Some things to consider when choosing the TOT certification program that is right for you and your organization include:
- Is the program aligned with a respected business or educational institution?
- Do you know any businesses that recommend the certification program?
- Is the program virtual or in person?
- How much will the program disrupt the workflow of your teams?
- What topics are covered during training and how?
- What is the cost of training?
- What qualifications do the facilitators possess?
- How often will the training need to be repeated?
- Is the certification geared toward your business type?
Implementing train the trainer in your organization can be an exciting time when people are learning new information more efficiently than they would have in the past. Once you have selected trainers, and they are equipped to train others, you are ready to get the ball rolling.
Consider having trainers work in pairs or with mentors the first few times they train others in your organization. Provide a means for evaluating the trainers so you know their strengths and growth areas.
In addition to evaluating trainers, prepare to evaluate the results of your training programs. If your trainers are training on a new CAD system, track completion times, accuracy percentages and features used in order to see if the training is effective. If your trainers are sharing information on OSHA and emergency preparedness, consider offering drills or short tests where participants can demonstrate their knowledge. By tracking results, you can continue to improve your training materials to get the results for which you are looking.
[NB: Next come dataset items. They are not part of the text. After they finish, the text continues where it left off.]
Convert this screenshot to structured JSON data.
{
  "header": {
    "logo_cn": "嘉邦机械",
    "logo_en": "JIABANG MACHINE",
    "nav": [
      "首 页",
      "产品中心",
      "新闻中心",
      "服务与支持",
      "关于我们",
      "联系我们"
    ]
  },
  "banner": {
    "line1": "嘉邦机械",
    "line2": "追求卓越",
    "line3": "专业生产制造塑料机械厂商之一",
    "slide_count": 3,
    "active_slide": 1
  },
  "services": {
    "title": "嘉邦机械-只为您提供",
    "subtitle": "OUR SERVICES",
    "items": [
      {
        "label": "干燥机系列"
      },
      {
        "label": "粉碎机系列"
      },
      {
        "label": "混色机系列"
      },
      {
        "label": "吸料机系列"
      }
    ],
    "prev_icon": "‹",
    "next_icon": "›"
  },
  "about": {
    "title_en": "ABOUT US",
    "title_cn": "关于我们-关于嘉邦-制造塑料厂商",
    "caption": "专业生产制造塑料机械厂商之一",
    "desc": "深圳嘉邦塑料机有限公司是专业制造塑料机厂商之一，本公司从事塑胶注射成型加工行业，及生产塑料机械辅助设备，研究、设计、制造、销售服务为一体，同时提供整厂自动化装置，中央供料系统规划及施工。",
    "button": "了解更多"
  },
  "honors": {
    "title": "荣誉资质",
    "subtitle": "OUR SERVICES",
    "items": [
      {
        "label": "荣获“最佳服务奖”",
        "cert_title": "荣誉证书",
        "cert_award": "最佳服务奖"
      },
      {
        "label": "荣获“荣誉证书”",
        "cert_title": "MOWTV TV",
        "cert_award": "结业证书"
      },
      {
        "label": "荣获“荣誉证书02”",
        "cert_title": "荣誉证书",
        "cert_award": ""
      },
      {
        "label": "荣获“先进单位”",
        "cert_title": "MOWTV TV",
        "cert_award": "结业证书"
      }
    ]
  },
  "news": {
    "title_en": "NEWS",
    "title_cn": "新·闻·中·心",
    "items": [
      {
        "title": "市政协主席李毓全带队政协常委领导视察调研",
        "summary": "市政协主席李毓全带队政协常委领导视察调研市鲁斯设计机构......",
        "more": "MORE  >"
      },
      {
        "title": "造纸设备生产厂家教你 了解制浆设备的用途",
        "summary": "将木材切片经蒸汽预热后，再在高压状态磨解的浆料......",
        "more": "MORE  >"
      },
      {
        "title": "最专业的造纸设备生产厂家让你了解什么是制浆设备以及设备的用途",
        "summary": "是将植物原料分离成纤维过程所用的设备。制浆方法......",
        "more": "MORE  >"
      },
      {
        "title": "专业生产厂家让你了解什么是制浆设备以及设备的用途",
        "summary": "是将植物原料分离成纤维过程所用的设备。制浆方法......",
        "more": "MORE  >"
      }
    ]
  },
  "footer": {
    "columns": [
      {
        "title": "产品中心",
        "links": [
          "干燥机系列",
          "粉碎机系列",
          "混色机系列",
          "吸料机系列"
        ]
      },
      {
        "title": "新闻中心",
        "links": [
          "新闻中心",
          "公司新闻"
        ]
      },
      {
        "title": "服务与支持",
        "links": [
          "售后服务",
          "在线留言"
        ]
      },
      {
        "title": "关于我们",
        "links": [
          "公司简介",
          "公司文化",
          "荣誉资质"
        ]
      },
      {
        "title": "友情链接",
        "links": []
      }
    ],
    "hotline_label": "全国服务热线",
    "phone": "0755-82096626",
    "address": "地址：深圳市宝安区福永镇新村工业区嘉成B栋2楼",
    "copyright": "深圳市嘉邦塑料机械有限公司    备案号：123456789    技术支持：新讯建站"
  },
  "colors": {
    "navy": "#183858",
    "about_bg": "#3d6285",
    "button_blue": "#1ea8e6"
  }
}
Nonprofit organizations have special uses for train the trainer programs that go beyond training employees. Nonprofit executive directors can only be in so many places at once.
For instance, the executive director of an anti-trafficking nonprofit might want to educate the community on human trafficking prevention but can only handle two speaking engagements per month. Dedicated volunteers can become certified trainers equipped to share this important information with churches, scouting groups, schools and more, making it possible to effect change more quickly and economically.
Train the trainer is especially appropriate in the business setting when you know that it is necessary to train on a certain subject over and over again. If you need one-time training on a time-sensitive issue, then sometimes outside trainers are a better bargain.
On the other hand, if you need to repeatedly train on how to use a particular system, set SMART goals or meet sales objectives, train the trainer could be easier and more cost effective. Instead of reinventing the wheel for every training, your on-site trainers can use existing materials to hold regular training with new or existing employees.